Will glared at her. “I was just about to say ‘this is
the part where I make you an offer.’”
Kat smiled. “I know.”
“If you want to come with us,” Will said, turning back
to the patients, “we have a facility waiting for you where you’ll get all the
help you need, and we’ll teach you how to control your powers. You won’t feel
crazy anymore.”
Ed and Elle looked at each other. “I won’t hear voices
anymore?” Ed asked.
“Only the ones you want to hear,” Kat said, “and only
when you want to hear them. Trust me, I was rescued just like we’re rescuing
you now. I can read minds too.” She smiled at Ed.
“I’m in,” Lydia said.
The others nodded.
“Fantastic,” Will said. He tapped something in his
ear. “Mina, you ready with the getaway car? We’ve got five more passengers
coming.
“Now you,” Will said, looking at Georgie, “Have a
choice. You can stay here at your job and forget the last hour happened, or you
can come with us. Which would you prefer? It doesn’t make a difference to us
either way.”
Georgie looked around at everyone staring at her.

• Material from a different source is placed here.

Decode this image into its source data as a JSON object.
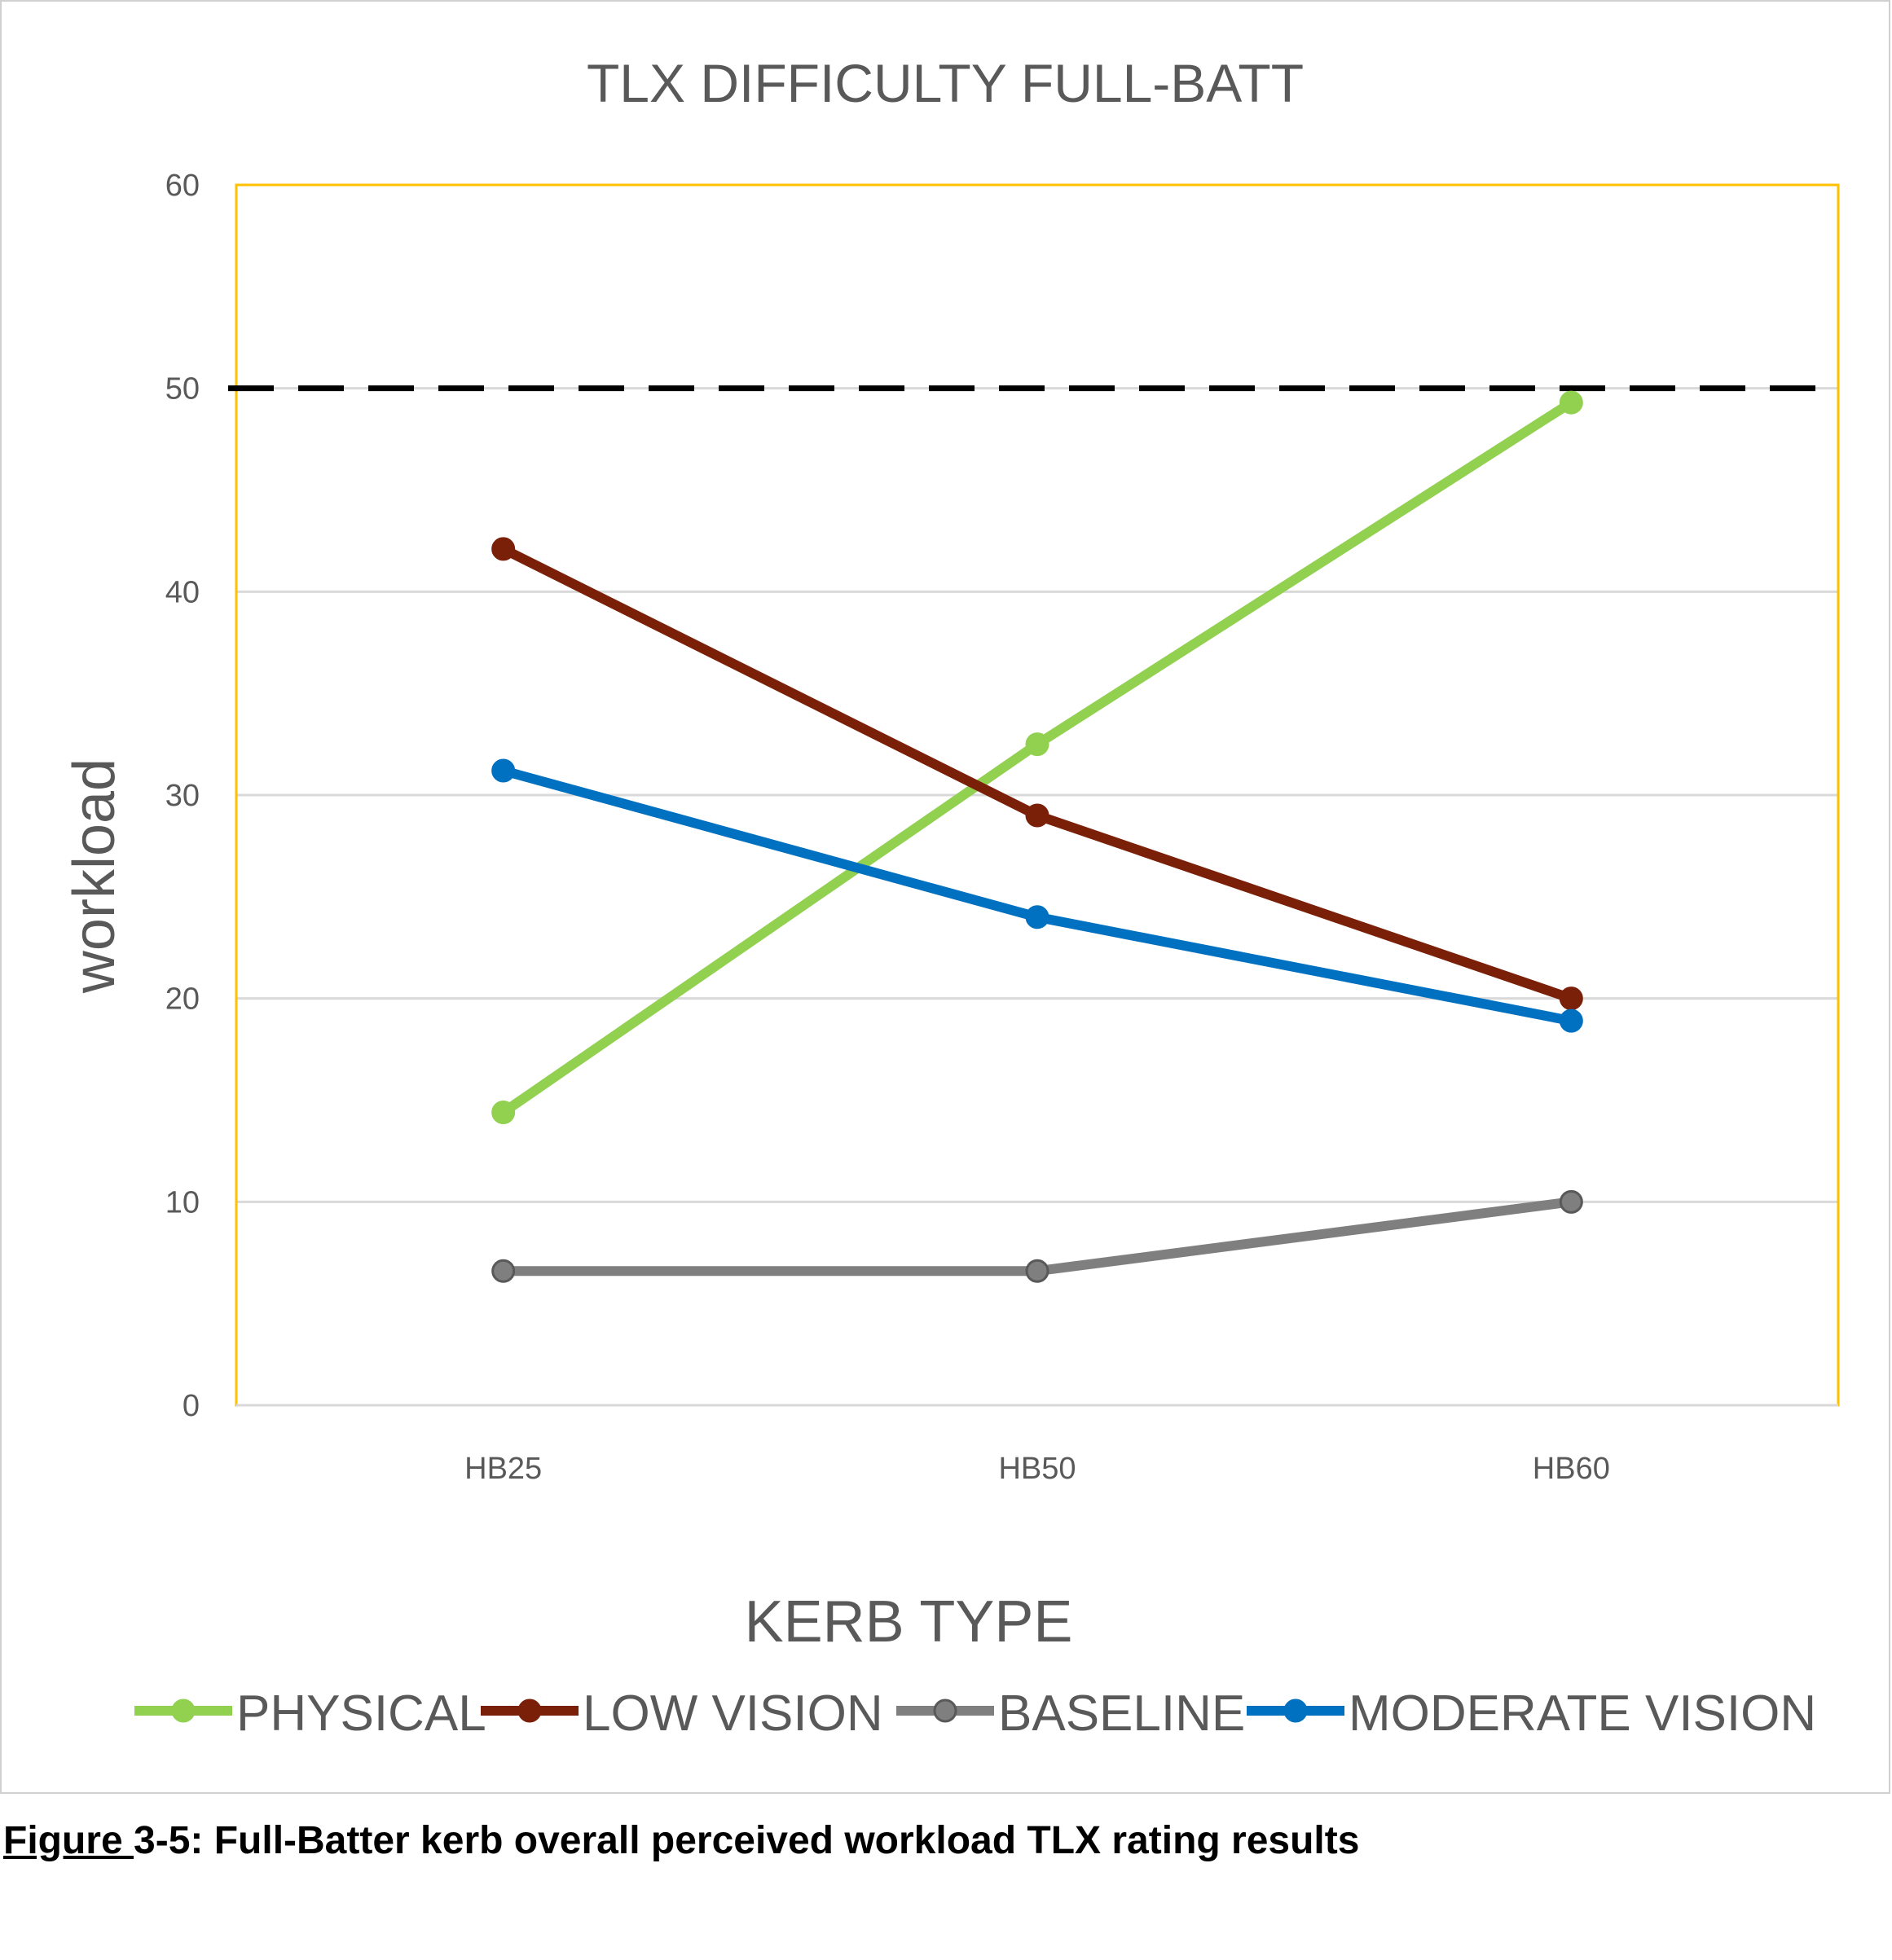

“What would I do at this…facility?”
“We can always use an extra hand,” Kat said, “These
folks may have super powers, but they also need help. We need people who can
give that help.”
“Fair warning,” Will said, “it gets messy, and
sometimes organizations like ours don’t mix well with private lives…”
“Often, actually,” Kat said.
“But the choice is yours. Endless wonder working for
an organization that trains superheroes, or...” he turned around and looked at
Trowbridge. “Whatever it is you get working there.”
“He’s clearly not biased,” Kat said.
Georgie thought for a moment. Her decision came down
to one truth: she never wanted to live through another day like this again. “I
think I’ll take the forgetting option.”
Will looked surprised, but he shrugged. “Whatever you
say.” He reached into a pocket and pulled out a flask. “Drink this.” Georgie
did. It tasted like bananas and ginger and…
When she woke up, she had no idea how she’d gotten
from inventory to the yard.
***
This was a fun story to write. I may have to write more about these people sometime.
Happy New Year, my friends! Let's make 2015 a good one.